Na distribuição dos vasos arteriais e venosos observa-se que os vasos arteriais penetram nos rins no centro da região hilar, enquanto que os vasos venosos emergem a partir da região periférica do órgão (Figura 2).
Quanto ao número de ramos arteriais (Tabela 2) nos búfalos da raça Mediterrânea a artéria renal ao penetrar na região hilar dos rins direito e esquerdo divide-se, respectivamente, em sete a quatorze (predominância de oito) e em cinco a quatorze ramos arteriais (predominância de 11), semelhante aos resultados obtidos por Miglino et al. (1987) em búfalos da raça Murrah, onde foi relatado para os rins direito e esquerdo, respectivamente, a presença de cinco a dezessete (predominância de onze) e de sete a
dezenove ramos arteriais
(predominância de onze). Em apenas uma amostra, a artéria renal divide-se
em seis e cinco ramos,
respectivamente, para o rim direito e esquerdo, padrão esse semelhante ao de bovinos citado por Blavignac (1964) que relatou a presença de três a sete ramos; Schwarze e Schroeder (1972), cinco a oito ramos e Mariana e Borelli (1988), para bovinos da raça nelore, três a nove ramos arteriais (prevalência de quatro).
Quanto à vascularização venosa (Tabela 2), em todas as amostras, os rins direito e esquerdo apresentaram apenas uma veia renal drenando para a veia cava caudal, conforme descrito para bovinos pelos tratadistas Dobberstein e Hoffmann (1964),
Schwarze e Schroeder (1972) e Nickel et al. (1979).
A formação de veia renal resulta da confluência das raízes venosas sendo observado para os rins direito e esquerdo de búfalos da raça Mediterrânea, respectivamente, treze a vinte e sete e quatorze a vinte e sete raízes venosas. Esses valores foram superiores aos descritos por Miglino et al. (1987) para búfalos da raça Murrah, onde as raízes venosas na região hilar dos rins direito e esquerdo foram, respectivamente, de sete a quatorze (maior frequência de onze) e de seis a vinte e duas (maior frequência de dez). O número de vasos venosos renais em bovinos também foi menor, semelhante ao observado na raça Murrah.
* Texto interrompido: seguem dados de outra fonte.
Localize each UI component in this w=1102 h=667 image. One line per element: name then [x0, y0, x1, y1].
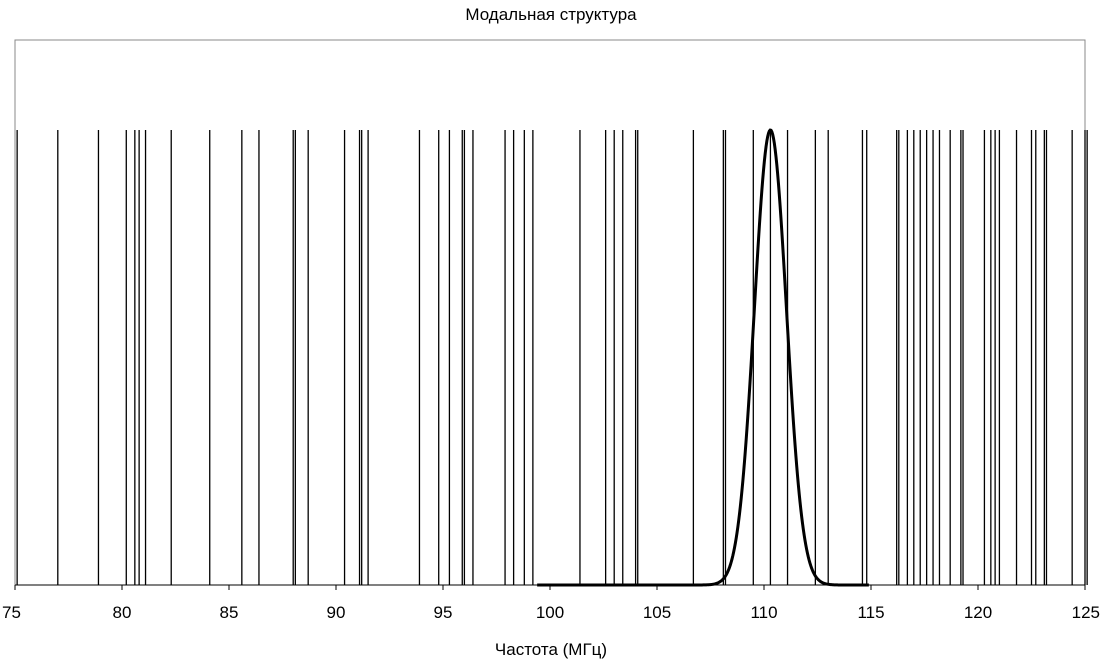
- x-axis-ticks: 75 80 85 90 95 100 105 110 115 120 125: [2, 585, 1100, 622]
- chart-title: Модальная структура: [465, 5, 637, 24]
- x-tick-label: 80: [113, 603, 132, 622]
- x-tick-label: 95: [434, 603, 453, 622]
- x-axis-label: Частота (МГц): [494, 640, 608, 659]
- gaussian-curve: [537, 128, 869, 587]
- x-tick-label: 75: [2, 603, 21, 622]
- mode-lines-group: [16, 130, 1088, 585]
- x-tick-label: 110: [750, 603, 777, 622]
- x-tick-label: 120: [964, 603, 992, 622]
- x-tick-label: 105: [643, 603, 671, 622]
- x-tick-label: 125: [1072, 603, 1100, 622]
- x-tick-label: 85: [220, 603, 239, 622]
- plot-frame: [14, 39, 1086, 586]
- x-tick-label: 90: [327, 603, 346, 622]
- x-tick-label: 100: [536, 603, 564, 622]
- x-tick-label: 115: [857, 603, 884, 622]
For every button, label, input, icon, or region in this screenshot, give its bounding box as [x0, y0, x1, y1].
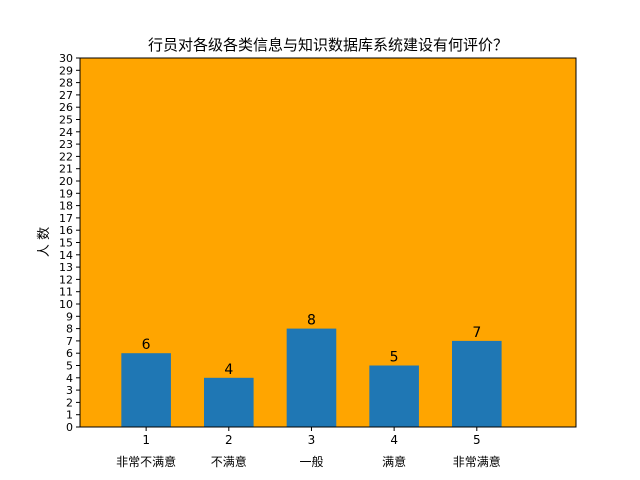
y-tick-label: 27 [59, 89, 73, 102]
data-label-4: 5 [390, 350, 399, 366]
y-tick-label: 22 [59, 150, 73, 163]
data-label-3: 8 [307, 313, 316, 329]
y-tick-label: 11 [59, 286, 73, 299]
y-tick-label: 29 [59, 64, 73, 77]
bars-group [121, 328, 502, 427]
x-category-label: 不满意 [211, 454, 247, 469]
y-tick-label: 28 [59, 77, 73, 90]
y-tick-label: 24 [59, 126, 73, 139]
data-label-1: 6 [142, 337, 151, 353]
y-axis: 0123456789101112131415161718192021222324… [59, 52, 80, 434]
x-tick-label: 4 [390, 433, 398, 447]
x-tick-label: 1 [142, 433, 150, 447]
y-tick-label: 18 [59, 200, 73, 213]
y-tick-label: 2 [66, 396, 73, 409]
y-tick-label: 12 [59, 273, 73, 286]
x-tick-label: 3 [308, 433, 316, 447]
y-tick-label: 10 [59, 298, 73, 311]
y-tick-label: 6 [66, 347, 73, 360]
bar-1 [121, 353, 171, 427]
y-tick-label: 8 [66, 323, 73, 336]
data-label-5: 7 [472, 325, 481, 341]
x-category-label: 非常满意 [453, 454, 501, 469]
chart-title: 行员对各级各类信息与知识数据库系统建设有何评价？ [148, 36, 508, 54]
y-tick-label: 9 [66, 310, 73, 323]
y-tick-label: 4 [66, 372, 73, 385]
y-tick-label: 17 [59, 212, 73, 225]
y-tick-label: 26 [59, 101, 73, 114]
x-category-label: 非常不满意 [116, 454, 176, 469]
y-tick-label: 20 [59, 175, 73, 188]
y-tick-label: 3 [66, 384, 73, 397]
y-tick-label: 23 [59, 138, 73, 151]
y-tick-label: 25 [59, 114, 73, 127]
x-axis: 1 非常不满意 2 不满意 3 一般 4 满意 5 非常满意 [116, 427, 501, 469]
bar-2 [204, 377, 254, 427]
data-labels-group: 6 4 8 5 7 [142, 313, 482, 378]
bar-3 [286, 328, 337, 427]
y-tick-label: 1 [66, 409, 73, 422]
x-tick-label: 2 [225, 433, 233, 447]
y-tick-label: 30 [59, 52, 73, 65]
data-label-2: 4 [224, 362, 233, 378]
y-tick-label: 13 [59, 261, 73, 274]
plot-frame [79, 57, 577, 428]
x-category-label: 满意 [382, 454, 406, 469]
bar-5 [452, 340, 502, 427]
x-category-label: 一般 [299, 454, 323, 469]
y-tick-label: 0 [66, 421, 73, 434]
y-tick-label: 7 [66, 335, 73, 348]
y-tick-label: 5 [66, 360, 73, 373]
x-tick-label: 5 [473, 433, 481, 447]
y-tick-label: 14 [59, 249, 73, 262]
y-tick-label: 16 [59, 224, 73, 237]
y-tick-label: 21 [59, 163, 73, 176]
bar-4 [369, 365, 419, 427]
y-tick-label: 15 [59, 237, 73, 250]
y-tick-label: 19 [59, 187, 73, 200]
y-axis-label: 人 数 [37, 227, 52, 257]
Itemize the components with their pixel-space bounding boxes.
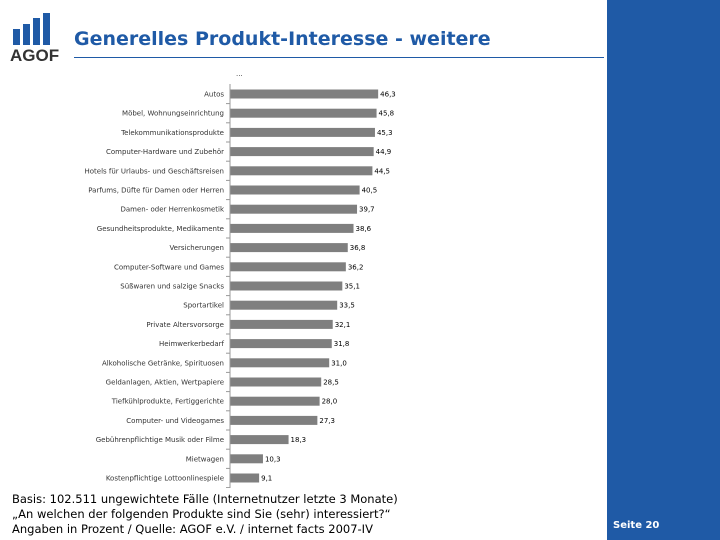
category-label: Telekommunikationsprodukte: [120, 129, 224, 137]
category-label: Autos: [204, 91, 224, 99]
bar: [230, 454, 263, 464]
logo-text: AGOF: [10, 46, 59, 64]
bar: [230, 339, 332, 349]
bar: [230, 435, 289, 445]
brand-sidebar: [607, 0, 720, 540]
logo-bar-3: [33, 18, 40, 45]
category-label: Mietwagen: [186, 455, 224, 463]
value-label: 45,3: [377, 129, 393, 137]
category-label: Gebührenpflichtige Musik oder Filme: [96, 436, 224, 444]
bar: [230, 396, 320, 406]
legend-label: ...: [236, 70, 243, 78]
category-label: Alkoholische Getränke, Spirituosen: [102, 359, 224, 367]
value-label: 9,1: [261, 475, 272, 483]
category-label: Versicherungen: [169, 244, 224, 252]
page-number: Seite 20: [613, 520, 660, 531]
bar: [230, 243, 348, 253]
value-label: 27,3: [319, 417, 335, 425]
category-label: Möbel, Wohnungseinrichtung: [122, 110, 224, 118]
category-label: Tiefkühlprodukte, Fertiggerichte: [111, 398, 224, 406]
footnote-basis: Basis: 102.511 ungewichtete Fälle (Inter…: [12, 492, 398, 506]
bar: [230, 223, 354, 233]
bar: [230, 281, 343, 291]
value-label: 46,3: [380, 91, 396, 99]
value-label: 44,5: [374, 167, 390, 175]
agof-logo: AGOF: [10, 12, 65, 65]
category-label: Computer- und Videogames: [126, 417, 224, 425]
category-label: Heimwerkerbedarf: [159, 340, 225, 348]
bar: [230, 166, 373, 176]
bar: [230, 377, 322, 387]
value-label: 40,5: [362, 187, 378, 195]
footnote-source: Angaben in Prozent / Quelle: AGOF e.V. /…: [12, 522, 373, 536]
bar: [230, 89, 379, 99]
logo-bar-1: [13, 29, 20, 45]
chart-layer: ... Autos 46,3 Möbel, Wohnungseinrichtung 45…: [84, 70, 396, 488]
agof-logo-graphic: AGOF: [10, 13, 59, 65]
bar: [230, 473, 260, 483]
value-label: 31,8: [334, 340, 350, 348]
value-label: 35,1: [344, 283, 360, 291]
category-label: Kostenpflichtige Lottoonlinespiele: [106, 475, 224, 483]
value-label: 28,5: [323, 379, 339, 387]
bar: [230, 262, 346, 272]
logo-bar-2: [23, 24, 30, 45]
bar: [230, 319, 333, 329]
value-label: 32,1: [335, 321, 351, 329]
category-label: Süßwaren und salzige Snacks: [120, 283, 224, 291]
bar: [230, 185, 360, 195]
bar: [230, 127, 375, 137]
bar: [230, 300, 338, 310]
bar: [230, 358, 330, 368]
value-label: 33,5: [339, 302, 355, 310]
category-label: Computer-Hardware und Zubehör: [106, 148, 224, 156]
bar: [230, 204, 358, 214]
category-label: Sportartikel: [183, 302, 224, 310]
value-label: 10,3: [265, 455, 281, 463]
value-label: 28,0: [322, 398, 338, 406]
bar-chart: ... Autos 46,3 Möbel, Wohnungseinrichtung 45…: [84, 70, 396, 488]
bar: [230, 415, 318, 425]
bar: [230, 147, 374, 157]
category-label: Geldanlagen, Aktien, Wertpapiere: [106, 379, 224, 387]
value-label: 36,2: [348, 263, 364, 271]
category-label: Parfums, Düfte für Damen oder Herren: [88, 187, 224, 195]
value-label: 38,6: [356, 225, 372, 233]
category-label: Computer-Software und Games: [114, 263, 224, 271]
value-label: 45,8: [379, 110, 395, 118]
value-label: 44,9: [376, 148, 392, 156]
value-label: 18,3: [291, 436, 307, 444]
value-label: 36,8: [350, 244, 366, 252]
category-label: Hotels für Urlaubs- und Geschäftsreisen: [84, 167, 224, 175]
category-label: Private Altersvorsorge: [146, 321, 224, 329]
category-label: Gesundheitsprodukte, Medikamente: [97, 225, 224, 233]
title-divider: [74, 57, 604, 58]
footnote-question: „An welchen der folgenden Produkte sind …: [12, 507, 391, 521]
logo-bar-4: [43, 13, 50, 45]
value-label: 39,7: [359, 206, 375, 214]
value-label: 31,0: [331, 359, 347, 367]
bar: [230, 108, 377, 118]
category-label: Damen- oder Herrenkosmetik: [120, 206, 224, 214]
page-title: Generelles Produkt-Interesse - weitere: [74, 28, 491, 50]
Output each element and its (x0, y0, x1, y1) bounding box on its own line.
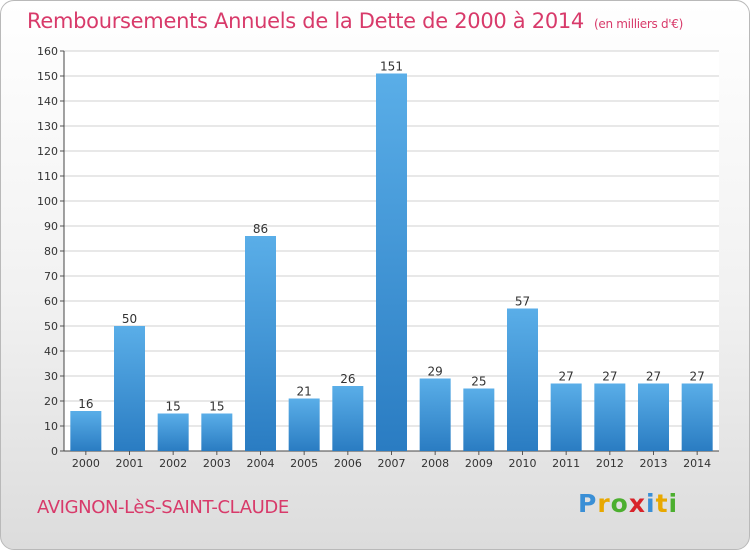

Assim, segundo Teixeira Filho et al. (1996), em bovinos da raça Hereford, as veias apresentam quatro a doze (maior frequência de oito) e três a dez (mais frequentemente seis) ramos venosos, respectivamente, para os rins direito e esquerdo e Mariana e Borelli (1988) identificaram em bovinos da raça Nelore variação de duas a dez raízes hilares(maior frequência de cinco) para ambos os rins.
Em apenas um rim esquerdo foi observado duas anastomoses onde uma emitiu um ramo do setor caudoventral para o setor crânioventral e outra dentro do mesmo setor caudodorsal (Figura 2).
CONCLUSÃO
Os rins do búfalo da raça
Mediterrânea apresentam
características anatômicas semelhantes ao observado no bovino , porém, com diferenças que permitam a identificação da espécie , como o rim direito menos alongado e as fissuras que dividem os lobos não tão bem definidos quando comparado aos rins do bovino. Em ambos os rins, tanto a vascularização arterial quanto a venosa apresentam variação quanto ao número de ramos
hílares, sendo a maior variação para os ramos venosos.
AGRADECIMENTOS
A Universidade Metropolitana de Santos-UNIMES, pelo apoio financeiro a este trabalho. Aos professores Dr. Vicente Borelli da Universidade Paulista, São Paulo, SP, Brasil e Dra. Maria Acelina Martins de Carvalho da Universidade Federal do Piauí, pela valiosa ajuda na sugestão dos procedimentos metodológicos do trabalho.